Ich schätze auch, dass die Ärzte das Risiko als gering einschätzen - eine Impfung ist nämlich nur wenige Stunden nach dem Kontakt (also Biss o.ä.) möglich und wirksam. Hätten sie da eine echte Gefahr gesehen, hätten sie sich sicherlich gleich vor Ort geimpft.

t}ob+i48x5


Danke für die Antwort.

Kenne mich damit nicht so aus, dafür hab ich lieber gefragt. Dass das Risiko sehr gering ist, ist mir selbst klar. Wusste jetzt nicht, ob geimpfte Tiere = sicher sind. Gibt es ja beim Mensch auch, dass ich Viren übertrage, aber selbst nicht krank werde.

Der Hund hat auf mich schon einen normalen Eindruck gemacht - halt total überdreht. Wie man es von Terrier (so Jack-Russel ähnlich) kennt. Sind ja eigentlich Jagdhunde und natürlich zuhause an der Leine unausgelastet. Aber da müssten die Besitzer was tun. Da ich schon denke, dass die mit dem Hund auch mal in den Wald gehen, wird er wohl geimpft sein. Heute (ist ja schon nach 0 Uhr) geht meine Freundin fragen. Dann weiß ich mehr. Bin halt bei sowas gerne zu vorsichtig wie andersrum.

aQ.fisxh


Klar, nachfragen ist ja gut. :-) Aber ich glaube wirklich, dass ihr euch da keine Gedanken machen müsst. Tetanus ist da viel kritischer, aber dagegen ist sie ja noch ein paar Jahre geschützt.

R1emu-xla


Zudem bricht Tollwut bei Tieren recht schnell aus, d.h. wäre er infiziert, hätte er starke Symptome gezeigt

Die Inkubationszeit ist allerdings einige Wochen. Ich weiss aber nicht ob man sich in der Zeit anstecken kann, bevor es ausbricht.
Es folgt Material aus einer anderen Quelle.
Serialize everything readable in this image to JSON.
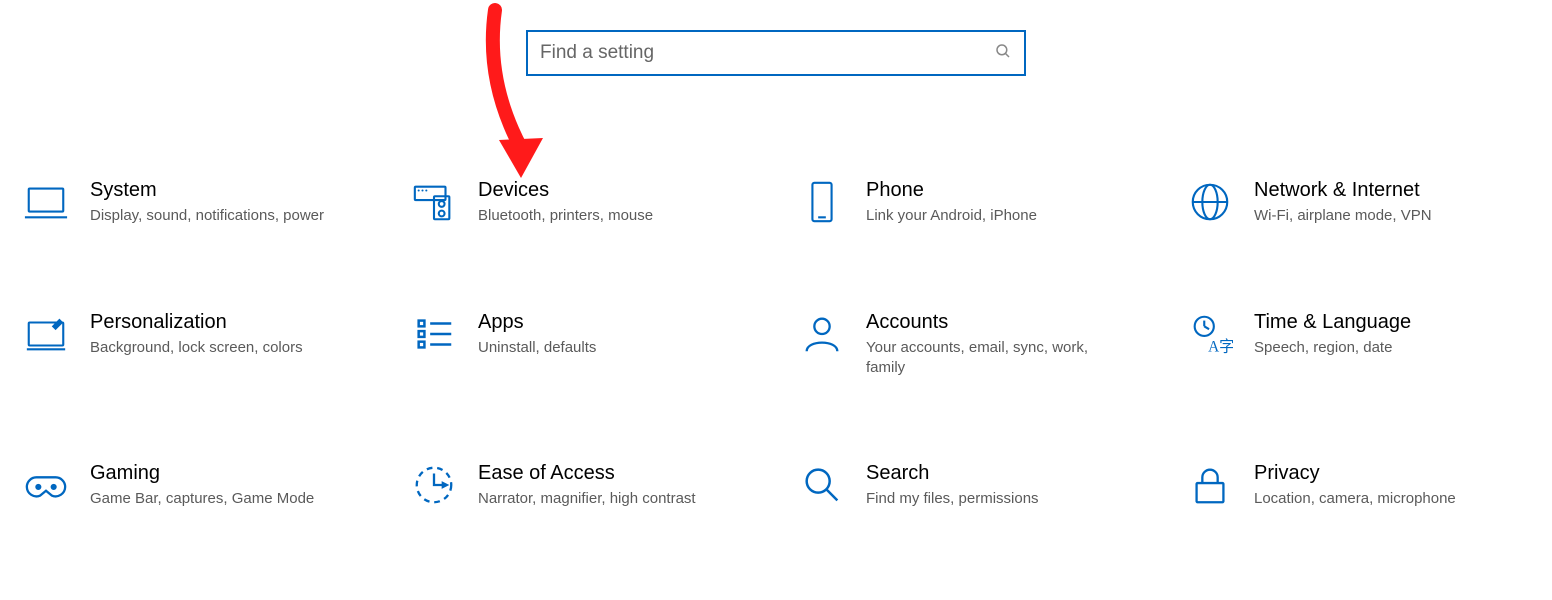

Ist aber sehr unwahrscheinlich dass der Hund Tollwut hat. Erregtes Verhalten und ständiges Bellen und Zuschnappen sind zwar auch unter den ersten Symptomen der Tollwut, das Sabbern kommt erst später wenn die Lähmungen beginnen. Dennoch ist es höchst unwahrscheinlich. Ist doch auch Pflicht in Deutschland gegen Tollwut zu impfen. Hatte er eine Marke? Die kriegt man doch erst nach dem Impfen oder?

Wundert mich etwas dass sie ein Pflaster auf die Wunde bekommen hat, Bisswunden (im Gegensatz zu oberflächlichen Hautwunden) sollen nämlich offen heilen, soviel ich weiss. :-/

a".fUixsh


Die Inkubationszeit ist allerdings einige Wochen. Ich weiss aber nicht ob man sich in der Zeit anstecken kann, bevor es ausbricht.

Bei Verdacht werden die Tiere 14 Tage lang isoliert und beobachtet, wenn nichts kommt, gelten sie als gesund - daher habe ich die 14 Tage als Inkubationszeit angenommen.

Ich glaube nicht, dass eine generelle Impfpflicht besteht. Wenn man ins Ausland will, ja, aber hier in D ist es meines Wissens nur eine Empfehlung.